Besser als Grüninger schnitten sowohl die SP-Kandidatin und Kantonsrätin Heidi Hanselmann als auch der SVP-Herausforderer Ernst Jörin - ein Neuling in der Politik - ab. Beide verpassten jedoch das absolute Mehr ebenfalls deutlich. Bereits vor vier Jahren hatte die CVP eine ähnliche Schlappe hinnehmen müssen. Damals wurde die CVP-Volkswirtschaftsdirektorin und Fast-Bundesrätin Rita Roos abgewählt.

Die FDP konnte bei den Regierungsratswahlen hingegen ihre drei Sitze behaupten. Die Freisinnige Karin Keller-Sutter verbuchte mit 78'636 Stimmen sogar das beste Ergebnis. Baudirektor Willi Haag (FDP) kam auf Platz zwei. Regierungsratspräsident und Erziehungsdirektor Hans Ulrich Stöckling schnitt bei den Wiedergewählten allerdings am schlechtesten ab. Der 63-jährige Freisinnige war als Sesselkleber kritisiert worden. Stöckling ist bereits 16 Jahre im Amt.

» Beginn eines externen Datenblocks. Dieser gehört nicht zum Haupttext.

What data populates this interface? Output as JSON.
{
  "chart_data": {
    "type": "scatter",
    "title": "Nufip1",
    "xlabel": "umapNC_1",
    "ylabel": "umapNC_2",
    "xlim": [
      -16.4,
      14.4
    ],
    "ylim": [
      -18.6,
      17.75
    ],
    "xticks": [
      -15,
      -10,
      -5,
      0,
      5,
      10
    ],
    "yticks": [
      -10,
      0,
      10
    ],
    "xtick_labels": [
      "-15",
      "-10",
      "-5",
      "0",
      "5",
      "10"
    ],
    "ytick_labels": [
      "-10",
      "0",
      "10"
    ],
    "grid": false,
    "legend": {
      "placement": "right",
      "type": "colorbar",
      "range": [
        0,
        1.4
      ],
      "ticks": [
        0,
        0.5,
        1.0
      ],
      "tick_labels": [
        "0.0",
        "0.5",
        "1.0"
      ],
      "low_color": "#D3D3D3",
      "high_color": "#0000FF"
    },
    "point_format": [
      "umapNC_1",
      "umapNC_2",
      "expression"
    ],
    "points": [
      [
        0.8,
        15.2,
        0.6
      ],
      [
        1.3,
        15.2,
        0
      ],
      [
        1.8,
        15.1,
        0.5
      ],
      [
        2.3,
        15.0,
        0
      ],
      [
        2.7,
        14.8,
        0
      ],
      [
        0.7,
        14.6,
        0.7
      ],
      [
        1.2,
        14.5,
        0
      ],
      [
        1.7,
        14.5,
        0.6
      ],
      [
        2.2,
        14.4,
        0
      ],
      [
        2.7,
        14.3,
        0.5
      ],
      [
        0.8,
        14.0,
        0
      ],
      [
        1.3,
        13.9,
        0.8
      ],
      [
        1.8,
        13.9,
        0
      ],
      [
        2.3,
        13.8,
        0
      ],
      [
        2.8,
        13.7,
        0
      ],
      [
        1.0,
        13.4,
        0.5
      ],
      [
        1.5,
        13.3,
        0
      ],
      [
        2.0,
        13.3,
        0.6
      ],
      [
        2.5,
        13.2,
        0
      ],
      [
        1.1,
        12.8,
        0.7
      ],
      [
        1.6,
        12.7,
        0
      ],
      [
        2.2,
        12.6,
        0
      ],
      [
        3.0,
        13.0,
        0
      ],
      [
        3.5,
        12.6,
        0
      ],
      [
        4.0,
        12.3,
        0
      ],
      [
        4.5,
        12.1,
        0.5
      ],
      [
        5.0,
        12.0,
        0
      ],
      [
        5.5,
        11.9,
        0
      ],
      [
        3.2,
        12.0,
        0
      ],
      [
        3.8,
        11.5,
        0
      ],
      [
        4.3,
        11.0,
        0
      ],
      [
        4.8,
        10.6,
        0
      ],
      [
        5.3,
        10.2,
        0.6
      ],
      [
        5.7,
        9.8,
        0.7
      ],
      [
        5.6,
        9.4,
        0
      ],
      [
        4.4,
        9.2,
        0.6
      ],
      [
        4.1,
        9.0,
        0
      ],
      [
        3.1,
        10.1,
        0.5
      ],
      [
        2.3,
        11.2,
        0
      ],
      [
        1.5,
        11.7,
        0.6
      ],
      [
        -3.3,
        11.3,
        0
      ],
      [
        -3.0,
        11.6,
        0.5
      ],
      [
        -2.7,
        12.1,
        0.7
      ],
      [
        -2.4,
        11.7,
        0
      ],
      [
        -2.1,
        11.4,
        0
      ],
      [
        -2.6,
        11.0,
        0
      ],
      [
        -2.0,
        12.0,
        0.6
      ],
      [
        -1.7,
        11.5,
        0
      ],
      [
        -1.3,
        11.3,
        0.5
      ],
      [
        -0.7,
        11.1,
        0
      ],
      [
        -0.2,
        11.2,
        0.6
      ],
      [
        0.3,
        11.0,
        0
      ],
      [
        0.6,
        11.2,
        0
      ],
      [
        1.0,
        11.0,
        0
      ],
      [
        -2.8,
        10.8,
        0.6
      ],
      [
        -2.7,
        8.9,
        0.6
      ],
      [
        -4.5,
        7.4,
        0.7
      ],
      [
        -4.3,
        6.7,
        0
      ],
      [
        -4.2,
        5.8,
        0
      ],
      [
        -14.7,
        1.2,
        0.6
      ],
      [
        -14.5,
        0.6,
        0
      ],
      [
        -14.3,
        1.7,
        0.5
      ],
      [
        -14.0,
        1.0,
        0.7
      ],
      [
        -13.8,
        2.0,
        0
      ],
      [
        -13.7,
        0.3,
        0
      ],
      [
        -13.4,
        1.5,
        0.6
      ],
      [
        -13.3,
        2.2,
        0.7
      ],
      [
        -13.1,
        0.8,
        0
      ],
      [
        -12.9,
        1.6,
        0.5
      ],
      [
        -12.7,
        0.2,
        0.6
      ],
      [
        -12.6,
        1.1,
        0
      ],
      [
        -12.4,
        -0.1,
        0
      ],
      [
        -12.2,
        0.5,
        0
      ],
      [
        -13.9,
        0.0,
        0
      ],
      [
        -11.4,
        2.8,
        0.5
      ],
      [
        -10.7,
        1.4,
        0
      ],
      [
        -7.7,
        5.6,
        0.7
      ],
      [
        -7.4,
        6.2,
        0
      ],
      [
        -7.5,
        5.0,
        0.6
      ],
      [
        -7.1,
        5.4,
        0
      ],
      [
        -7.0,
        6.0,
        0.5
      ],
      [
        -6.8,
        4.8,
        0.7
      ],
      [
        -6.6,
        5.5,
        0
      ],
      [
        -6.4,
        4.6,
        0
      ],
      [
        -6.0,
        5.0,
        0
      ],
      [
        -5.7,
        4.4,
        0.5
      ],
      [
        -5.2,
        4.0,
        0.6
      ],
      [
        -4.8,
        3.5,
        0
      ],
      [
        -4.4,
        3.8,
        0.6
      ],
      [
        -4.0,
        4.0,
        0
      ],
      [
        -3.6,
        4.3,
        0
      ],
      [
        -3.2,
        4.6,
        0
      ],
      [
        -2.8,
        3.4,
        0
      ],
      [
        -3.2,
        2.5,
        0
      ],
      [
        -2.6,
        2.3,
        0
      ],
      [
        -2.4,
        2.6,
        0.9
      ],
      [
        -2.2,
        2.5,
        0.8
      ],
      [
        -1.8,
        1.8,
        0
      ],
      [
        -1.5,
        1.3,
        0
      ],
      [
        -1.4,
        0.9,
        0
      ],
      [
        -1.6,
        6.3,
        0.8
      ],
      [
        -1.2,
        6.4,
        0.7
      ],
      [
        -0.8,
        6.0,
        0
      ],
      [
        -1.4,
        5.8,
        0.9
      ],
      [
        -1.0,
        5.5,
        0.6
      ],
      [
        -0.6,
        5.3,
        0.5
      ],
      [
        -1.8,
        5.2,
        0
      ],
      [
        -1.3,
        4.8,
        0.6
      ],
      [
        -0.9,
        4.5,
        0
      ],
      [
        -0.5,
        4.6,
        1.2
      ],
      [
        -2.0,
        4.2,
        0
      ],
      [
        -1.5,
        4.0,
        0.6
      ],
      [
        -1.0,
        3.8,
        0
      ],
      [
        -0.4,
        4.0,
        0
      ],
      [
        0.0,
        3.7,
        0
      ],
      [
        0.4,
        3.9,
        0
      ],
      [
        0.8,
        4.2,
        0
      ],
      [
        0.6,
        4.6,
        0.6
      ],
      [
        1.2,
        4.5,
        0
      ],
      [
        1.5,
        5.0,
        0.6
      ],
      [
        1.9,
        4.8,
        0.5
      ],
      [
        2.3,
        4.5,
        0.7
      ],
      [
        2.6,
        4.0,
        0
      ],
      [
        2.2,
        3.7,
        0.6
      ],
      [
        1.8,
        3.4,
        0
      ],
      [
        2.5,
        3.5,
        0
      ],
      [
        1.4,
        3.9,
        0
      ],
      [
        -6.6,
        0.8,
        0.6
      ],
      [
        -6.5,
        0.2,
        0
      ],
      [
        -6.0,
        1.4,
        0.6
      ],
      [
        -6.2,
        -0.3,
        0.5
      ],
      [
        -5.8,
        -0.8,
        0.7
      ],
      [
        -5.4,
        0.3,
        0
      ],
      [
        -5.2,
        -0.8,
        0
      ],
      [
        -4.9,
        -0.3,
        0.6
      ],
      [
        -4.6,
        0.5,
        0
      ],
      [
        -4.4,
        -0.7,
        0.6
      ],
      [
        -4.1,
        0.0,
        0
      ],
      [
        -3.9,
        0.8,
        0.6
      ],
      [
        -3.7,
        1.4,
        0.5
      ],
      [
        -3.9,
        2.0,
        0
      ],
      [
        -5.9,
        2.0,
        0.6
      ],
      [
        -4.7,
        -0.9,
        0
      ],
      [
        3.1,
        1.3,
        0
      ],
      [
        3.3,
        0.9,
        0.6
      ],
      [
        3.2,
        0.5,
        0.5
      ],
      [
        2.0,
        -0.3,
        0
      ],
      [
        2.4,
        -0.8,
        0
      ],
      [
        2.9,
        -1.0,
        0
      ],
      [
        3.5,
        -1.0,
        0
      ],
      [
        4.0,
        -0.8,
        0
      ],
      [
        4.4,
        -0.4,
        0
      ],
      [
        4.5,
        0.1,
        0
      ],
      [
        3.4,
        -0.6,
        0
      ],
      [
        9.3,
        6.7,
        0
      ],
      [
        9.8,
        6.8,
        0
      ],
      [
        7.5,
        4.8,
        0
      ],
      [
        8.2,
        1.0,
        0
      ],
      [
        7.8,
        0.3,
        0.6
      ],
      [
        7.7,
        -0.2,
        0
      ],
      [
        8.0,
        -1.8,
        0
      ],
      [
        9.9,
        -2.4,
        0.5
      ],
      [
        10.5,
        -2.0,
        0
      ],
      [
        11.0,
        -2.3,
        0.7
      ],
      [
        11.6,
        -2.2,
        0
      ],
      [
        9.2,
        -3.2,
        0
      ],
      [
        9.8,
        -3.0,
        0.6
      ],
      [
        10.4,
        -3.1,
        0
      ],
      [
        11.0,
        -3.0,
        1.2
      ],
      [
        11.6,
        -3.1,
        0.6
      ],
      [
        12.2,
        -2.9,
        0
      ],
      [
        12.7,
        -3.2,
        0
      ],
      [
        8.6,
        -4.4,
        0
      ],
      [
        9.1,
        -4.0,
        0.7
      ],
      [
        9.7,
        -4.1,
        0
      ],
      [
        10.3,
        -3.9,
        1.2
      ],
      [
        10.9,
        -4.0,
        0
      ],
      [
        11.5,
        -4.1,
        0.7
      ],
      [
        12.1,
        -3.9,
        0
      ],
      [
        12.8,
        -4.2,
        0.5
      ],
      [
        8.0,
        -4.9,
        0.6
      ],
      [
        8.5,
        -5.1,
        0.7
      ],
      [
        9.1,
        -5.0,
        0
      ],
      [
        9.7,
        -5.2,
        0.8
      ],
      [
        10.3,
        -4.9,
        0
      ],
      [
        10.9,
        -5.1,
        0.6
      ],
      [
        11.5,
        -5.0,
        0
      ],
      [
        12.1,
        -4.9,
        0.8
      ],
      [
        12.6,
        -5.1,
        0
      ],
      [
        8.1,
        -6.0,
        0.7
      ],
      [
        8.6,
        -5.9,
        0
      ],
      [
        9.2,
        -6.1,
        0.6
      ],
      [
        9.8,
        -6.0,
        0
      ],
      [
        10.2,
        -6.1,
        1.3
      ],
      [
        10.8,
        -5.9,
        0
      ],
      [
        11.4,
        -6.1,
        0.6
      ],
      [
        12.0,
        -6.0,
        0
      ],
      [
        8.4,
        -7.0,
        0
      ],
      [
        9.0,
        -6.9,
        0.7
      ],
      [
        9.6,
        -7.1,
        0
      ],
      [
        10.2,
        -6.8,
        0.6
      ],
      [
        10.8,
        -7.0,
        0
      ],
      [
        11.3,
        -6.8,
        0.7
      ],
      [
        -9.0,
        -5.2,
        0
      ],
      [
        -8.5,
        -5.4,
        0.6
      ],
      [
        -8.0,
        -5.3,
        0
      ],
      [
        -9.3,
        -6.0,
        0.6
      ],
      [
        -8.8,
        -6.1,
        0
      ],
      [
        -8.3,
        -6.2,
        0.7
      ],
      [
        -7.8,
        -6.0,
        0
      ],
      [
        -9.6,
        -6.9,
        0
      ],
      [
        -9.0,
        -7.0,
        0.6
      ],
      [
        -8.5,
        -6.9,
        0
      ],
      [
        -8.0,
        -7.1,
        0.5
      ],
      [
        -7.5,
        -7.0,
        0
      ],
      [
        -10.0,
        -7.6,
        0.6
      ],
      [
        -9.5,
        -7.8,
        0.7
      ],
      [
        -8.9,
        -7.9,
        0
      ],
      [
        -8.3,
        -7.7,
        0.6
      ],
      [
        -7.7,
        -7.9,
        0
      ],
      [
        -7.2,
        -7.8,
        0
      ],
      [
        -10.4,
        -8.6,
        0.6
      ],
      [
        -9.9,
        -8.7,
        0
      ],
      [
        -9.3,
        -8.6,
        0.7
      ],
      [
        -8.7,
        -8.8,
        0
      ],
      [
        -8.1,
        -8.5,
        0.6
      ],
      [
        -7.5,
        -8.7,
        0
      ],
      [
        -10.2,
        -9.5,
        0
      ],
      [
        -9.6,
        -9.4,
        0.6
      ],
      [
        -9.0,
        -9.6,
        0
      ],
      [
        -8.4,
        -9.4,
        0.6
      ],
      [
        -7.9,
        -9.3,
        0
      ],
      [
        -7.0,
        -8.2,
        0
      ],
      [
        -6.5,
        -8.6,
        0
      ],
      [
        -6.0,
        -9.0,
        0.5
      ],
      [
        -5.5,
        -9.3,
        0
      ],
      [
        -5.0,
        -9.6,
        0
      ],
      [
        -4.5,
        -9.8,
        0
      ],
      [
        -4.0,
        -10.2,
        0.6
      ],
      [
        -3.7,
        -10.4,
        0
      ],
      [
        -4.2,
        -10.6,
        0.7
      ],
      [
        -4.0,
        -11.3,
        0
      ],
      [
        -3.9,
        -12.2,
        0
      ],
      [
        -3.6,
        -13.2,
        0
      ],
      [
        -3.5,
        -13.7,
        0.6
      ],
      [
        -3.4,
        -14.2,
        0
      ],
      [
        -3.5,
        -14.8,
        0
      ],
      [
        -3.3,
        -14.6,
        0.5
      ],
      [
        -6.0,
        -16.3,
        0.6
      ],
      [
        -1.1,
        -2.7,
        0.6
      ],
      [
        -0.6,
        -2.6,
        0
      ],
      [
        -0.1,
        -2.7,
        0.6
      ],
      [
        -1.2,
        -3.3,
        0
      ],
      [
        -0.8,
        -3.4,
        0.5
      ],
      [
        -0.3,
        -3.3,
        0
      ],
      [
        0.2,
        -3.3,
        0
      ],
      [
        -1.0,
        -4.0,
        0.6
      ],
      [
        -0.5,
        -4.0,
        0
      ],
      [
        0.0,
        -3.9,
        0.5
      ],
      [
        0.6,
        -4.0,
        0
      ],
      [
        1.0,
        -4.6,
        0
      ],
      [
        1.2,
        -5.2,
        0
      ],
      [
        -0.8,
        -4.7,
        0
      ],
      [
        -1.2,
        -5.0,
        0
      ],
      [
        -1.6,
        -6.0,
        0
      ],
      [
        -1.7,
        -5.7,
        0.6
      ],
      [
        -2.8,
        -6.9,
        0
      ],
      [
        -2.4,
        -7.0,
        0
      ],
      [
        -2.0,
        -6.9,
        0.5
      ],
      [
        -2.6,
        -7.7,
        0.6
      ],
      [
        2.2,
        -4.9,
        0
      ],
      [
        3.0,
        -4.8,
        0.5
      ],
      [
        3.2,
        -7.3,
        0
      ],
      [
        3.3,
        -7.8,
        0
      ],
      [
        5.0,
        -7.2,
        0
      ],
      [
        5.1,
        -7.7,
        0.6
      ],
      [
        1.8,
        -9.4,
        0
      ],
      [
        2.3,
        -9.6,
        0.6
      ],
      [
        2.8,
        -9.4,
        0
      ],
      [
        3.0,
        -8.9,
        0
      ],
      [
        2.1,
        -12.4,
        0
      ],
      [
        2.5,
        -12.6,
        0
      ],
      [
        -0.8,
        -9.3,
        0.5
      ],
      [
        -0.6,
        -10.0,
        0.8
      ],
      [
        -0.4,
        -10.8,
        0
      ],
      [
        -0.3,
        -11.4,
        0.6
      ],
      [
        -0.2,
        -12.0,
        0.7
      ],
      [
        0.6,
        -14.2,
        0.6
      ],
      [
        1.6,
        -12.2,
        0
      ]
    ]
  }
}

Wer für die CVP und die SVP in den zweiten Wahlgang steigen wird, wird in den kommenden Tagen von den Delegiertenversammlungen bestimmt. Zur Verfügung stellten sich bisher CVP-Nationalrätin Lucrezia Meier-Schatz sowie der St. Galler CVP-Fraktionschef Armin Eugster. Die Wahlbeteiligung lag bei 36%.

Gemischte Reaktionen

Die SP Schweiz hat sich erfreut gezeigt über das Abschneiden der Linken bei den Gesamterneuerungswahlen im Kanton St. Gallen. FDP und CVP reagierten enttäuscht über die Einbussen ihrer Kantonalparteien. Die SVP zeigte sich wenig erstaunt. Für den zweiten Wahlgang rechnet sie nicht mit dem Einzug in die Regierung.


swissinfo und Agenturen

Fakten

Die SP ist Wahlsiegerin bei den St. Galler Grossratswahlen. Sie gewann acht Sitze hinzu und verfügt neu über 35 Sitze im 180-köpfigen Kantonsparlament. Im Jahr 2000 war sie mit acht Sitzverlusten noch grösste Verliererin.
Eine Wahlschlappe erlitt die FDP. Sie verlor insgesamt acht Sitze und verfügt im 180-köpfigen Parlament neu nur noch über 32 Mandate.
Die CVP büsste zwar sieben Sitze ein, bleibt aber mit 55 Mandaten nach wie vor stärkste Partei.
Die SVP gewann demgegenüber drei Sitze und stellt neu 45 Parlamentarier. Vor vier Jahren hatte die SVP noch 23 Sitzgewinne verbuchen können.
Vier Sitze zulegen konnten die Grünen. Sie stellen neu sechs Vertreter. Übrige und EVP haben neu sieben Sitze.